The number of employed persons decreased by 2.9% in the euro area and by 2.7% in the EU in the second
a quarter of 2020, compared with the previous quarter.

These were the sharpest declines observed since the time series started in 1995. In the first quarter of 2020, employment had decreased by 0.3% in the euro area and by 0.2% in the EU.

Venture Capital Investment Q3

Global venture capital investment continued to be very strong in Q3’20, opposing concerns of a potential drop-off in investment due to the challenges associated with getting deals completed during a pandemic. While the number of VC deals dropped for a sixth straight quarter, the level of investment remained high, as VC investors continued to focus on late-stage companies. Three $1 billion+ mega-deals helped to propel the global investment total in Q3’20, including raises by WM Motor in China, SpaceX in the US, and Flipkart in India. The US accounted for the largest amount of VC investment globally during Q3’20 at $37.8 billion raised, although both Asia and Europe also saw increases compared to the previous quarter.

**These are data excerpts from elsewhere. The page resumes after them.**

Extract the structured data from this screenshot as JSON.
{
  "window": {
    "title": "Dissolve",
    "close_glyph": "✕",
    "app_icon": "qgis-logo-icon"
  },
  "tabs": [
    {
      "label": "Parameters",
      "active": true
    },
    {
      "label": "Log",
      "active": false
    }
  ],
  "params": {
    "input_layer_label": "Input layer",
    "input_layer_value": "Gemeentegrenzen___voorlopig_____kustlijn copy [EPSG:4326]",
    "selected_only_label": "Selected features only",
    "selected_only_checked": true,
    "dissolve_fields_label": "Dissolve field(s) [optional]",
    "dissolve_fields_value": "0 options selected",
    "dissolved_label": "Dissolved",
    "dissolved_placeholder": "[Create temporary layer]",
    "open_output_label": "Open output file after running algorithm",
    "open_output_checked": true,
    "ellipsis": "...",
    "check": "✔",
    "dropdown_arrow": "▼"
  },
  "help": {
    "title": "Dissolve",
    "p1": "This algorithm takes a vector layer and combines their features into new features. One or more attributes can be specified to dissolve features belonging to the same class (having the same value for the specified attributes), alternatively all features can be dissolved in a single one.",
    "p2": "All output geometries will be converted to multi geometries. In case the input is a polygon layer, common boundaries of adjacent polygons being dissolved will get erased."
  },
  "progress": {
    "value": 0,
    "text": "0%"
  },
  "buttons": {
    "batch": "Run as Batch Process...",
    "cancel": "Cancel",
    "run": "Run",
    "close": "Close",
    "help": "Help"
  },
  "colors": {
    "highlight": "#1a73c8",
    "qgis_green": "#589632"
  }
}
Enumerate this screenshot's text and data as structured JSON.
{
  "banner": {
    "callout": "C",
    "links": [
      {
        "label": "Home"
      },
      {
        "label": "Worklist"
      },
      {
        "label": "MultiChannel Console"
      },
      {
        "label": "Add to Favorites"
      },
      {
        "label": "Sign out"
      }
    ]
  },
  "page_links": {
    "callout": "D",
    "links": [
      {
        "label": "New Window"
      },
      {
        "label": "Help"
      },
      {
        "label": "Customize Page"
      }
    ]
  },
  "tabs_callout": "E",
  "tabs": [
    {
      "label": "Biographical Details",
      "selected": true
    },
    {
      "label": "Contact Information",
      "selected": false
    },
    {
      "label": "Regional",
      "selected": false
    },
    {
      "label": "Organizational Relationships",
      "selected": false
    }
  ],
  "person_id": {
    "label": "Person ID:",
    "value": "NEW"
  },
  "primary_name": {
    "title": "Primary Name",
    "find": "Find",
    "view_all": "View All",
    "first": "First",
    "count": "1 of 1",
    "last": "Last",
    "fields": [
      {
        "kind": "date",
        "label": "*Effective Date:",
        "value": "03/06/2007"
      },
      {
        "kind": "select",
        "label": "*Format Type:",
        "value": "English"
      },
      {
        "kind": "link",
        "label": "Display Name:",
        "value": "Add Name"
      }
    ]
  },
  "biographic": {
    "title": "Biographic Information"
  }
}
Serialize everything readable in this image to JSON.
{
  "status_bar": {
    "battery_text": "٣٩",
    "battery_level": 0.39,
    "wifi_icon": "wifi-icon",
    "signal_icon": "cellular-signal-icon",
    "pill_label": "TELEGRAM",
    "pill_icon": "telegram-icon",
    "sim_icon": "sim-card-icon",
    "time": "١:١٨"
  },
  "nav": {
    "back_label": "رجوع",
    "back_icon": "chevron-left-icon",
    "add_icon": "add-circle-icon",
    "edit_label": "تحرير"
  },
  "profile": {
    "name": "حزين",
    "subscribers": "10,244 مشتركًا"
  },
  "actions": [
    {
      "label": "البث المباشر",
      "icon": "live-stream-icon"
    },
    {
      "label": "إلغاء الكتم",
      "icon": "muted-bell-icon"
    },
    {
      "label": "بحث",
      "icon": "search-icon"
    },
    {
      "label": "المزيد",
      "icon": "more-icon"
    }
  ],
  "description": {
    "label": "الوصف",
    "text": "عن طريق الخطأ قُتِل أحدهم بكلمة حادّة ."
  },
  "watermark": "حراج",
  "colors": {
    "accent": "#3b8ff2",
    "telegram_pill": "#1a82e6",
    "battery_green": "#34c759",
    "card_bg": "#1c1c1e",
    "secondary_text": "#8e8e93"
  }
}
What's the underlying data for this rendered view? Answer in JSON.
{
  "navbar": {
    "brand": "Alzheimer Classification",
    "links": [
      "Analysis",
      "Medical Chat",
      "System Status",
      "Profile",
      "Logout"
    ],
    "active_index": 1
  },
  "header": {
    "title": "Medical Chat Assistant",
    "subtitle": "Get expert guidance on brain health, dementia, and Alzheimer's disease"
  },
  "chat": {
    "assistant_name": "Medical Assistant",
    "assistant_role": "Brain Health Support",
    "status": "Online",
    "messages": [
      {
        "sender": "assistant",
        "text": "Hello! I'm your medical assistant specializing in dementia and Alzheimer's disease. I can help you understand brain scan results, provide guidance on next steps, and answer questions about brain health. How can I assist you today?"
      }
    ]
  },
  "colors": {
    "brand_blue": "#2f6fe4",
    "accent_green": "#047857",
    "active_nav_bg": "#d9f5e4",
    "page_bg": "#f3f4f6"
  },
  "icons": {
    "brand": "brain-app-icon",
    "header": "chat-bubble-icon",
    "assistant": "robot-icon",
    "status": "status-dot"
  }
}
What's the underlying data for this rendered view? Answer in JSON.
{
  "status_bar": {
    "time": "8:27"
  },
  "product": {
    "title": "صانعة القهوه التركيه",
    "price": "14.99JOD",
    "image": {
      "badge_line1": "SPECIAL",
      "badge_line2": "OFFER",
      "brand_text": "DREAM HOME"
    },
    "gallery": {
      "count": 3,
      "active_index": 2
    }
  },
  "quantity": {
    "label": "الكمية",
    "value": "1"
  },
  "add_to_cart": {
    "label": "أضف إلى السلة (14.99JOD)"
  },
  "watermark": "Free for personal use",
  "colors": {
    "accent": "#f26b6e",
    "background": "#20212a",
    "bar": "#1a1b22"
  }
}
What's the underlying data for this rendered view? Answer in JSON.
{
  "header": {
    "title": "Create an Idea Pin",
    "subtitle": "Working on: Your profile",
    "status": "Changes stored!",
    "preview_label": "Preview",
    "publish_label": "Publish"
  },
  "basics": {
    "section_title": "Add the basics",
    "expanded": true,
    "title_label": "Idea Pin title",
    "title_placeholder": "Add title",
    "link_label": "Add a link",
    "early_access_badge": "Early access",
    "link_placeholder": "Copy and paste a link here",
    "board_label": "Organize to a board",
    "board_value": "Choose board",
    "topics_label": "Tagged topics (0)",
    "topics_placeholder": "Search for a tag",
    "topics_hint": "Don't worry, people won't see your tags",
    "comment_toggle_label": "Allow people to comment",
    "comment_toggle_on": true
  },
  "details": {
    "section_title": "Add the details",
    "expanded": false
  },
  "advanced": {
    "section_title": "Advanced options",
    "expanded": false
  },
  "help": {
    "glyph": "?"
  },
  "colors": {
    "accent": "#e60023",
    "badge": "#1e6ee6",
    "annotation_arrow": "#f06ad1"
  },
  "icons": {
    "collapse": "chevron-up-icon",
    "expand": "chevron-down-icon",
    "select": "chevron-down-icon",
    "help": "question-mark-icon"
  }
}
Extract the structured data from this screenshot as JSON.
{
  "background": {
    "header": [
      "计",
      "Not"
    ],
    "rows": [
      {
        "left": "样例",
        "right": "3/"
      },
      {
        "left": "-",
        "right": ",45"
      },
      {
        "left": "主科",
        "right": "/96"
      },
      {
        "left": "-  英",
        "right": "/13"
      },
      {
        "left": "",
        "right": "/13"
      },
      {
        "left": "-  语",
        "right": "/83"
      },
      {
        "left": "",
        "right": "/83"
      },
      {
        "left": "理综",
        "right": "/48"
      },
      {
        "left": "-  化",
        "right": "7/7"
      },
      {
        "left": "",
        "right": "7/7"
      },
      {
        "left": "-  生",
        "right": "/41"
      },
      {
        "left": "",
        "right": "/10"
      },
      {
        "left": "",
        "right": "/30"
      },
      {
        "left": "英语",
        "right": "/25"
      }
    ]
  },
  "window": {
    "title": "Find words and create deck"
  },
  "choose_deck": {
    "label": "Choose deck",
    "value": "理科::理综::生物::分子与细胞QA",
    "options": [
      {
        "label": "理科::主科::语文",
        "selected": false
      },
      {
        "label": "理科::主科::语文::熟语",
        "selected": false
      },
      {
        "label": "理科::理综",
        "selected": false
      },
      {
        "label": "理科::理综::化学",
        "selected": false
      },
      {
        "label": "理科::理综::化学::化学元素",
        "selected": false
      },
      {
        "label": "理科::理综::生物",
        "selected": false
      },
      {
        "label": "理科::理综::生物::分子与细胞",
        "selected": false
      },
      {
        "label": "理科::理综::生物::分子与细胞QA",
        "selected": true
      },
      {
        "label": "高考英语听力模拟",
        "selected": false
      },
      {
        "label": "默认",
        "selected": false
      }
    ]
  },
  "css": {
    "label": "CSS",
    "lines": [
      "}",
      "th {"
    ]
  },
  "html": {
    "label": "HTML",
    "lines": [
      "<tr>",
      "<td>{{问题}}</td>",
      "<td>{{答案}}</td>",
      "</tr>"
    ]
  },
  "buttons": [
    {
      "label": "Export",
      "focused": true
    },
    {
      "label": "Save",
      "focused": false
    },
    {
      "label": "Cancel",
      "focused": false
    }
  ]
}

Following a record high in Q2’20, Europe continued to see robust VC investment this quarter. Fintech and health tech were among the hottest areas of investment this quarter. Venture capital investment is expected to remain steady in Q4’20, although the US presidential election and the possibility of a hard Brexit on December 31, 2020, could cause some investor concern. COVID-19 is expected to remain a key driver of both investor caution and investment heading into Q4’20. Therefore, it is safe to say, that investors will keep their focus on health care and fintech as key areas of investment,  in addition to B2B solutions and edtech.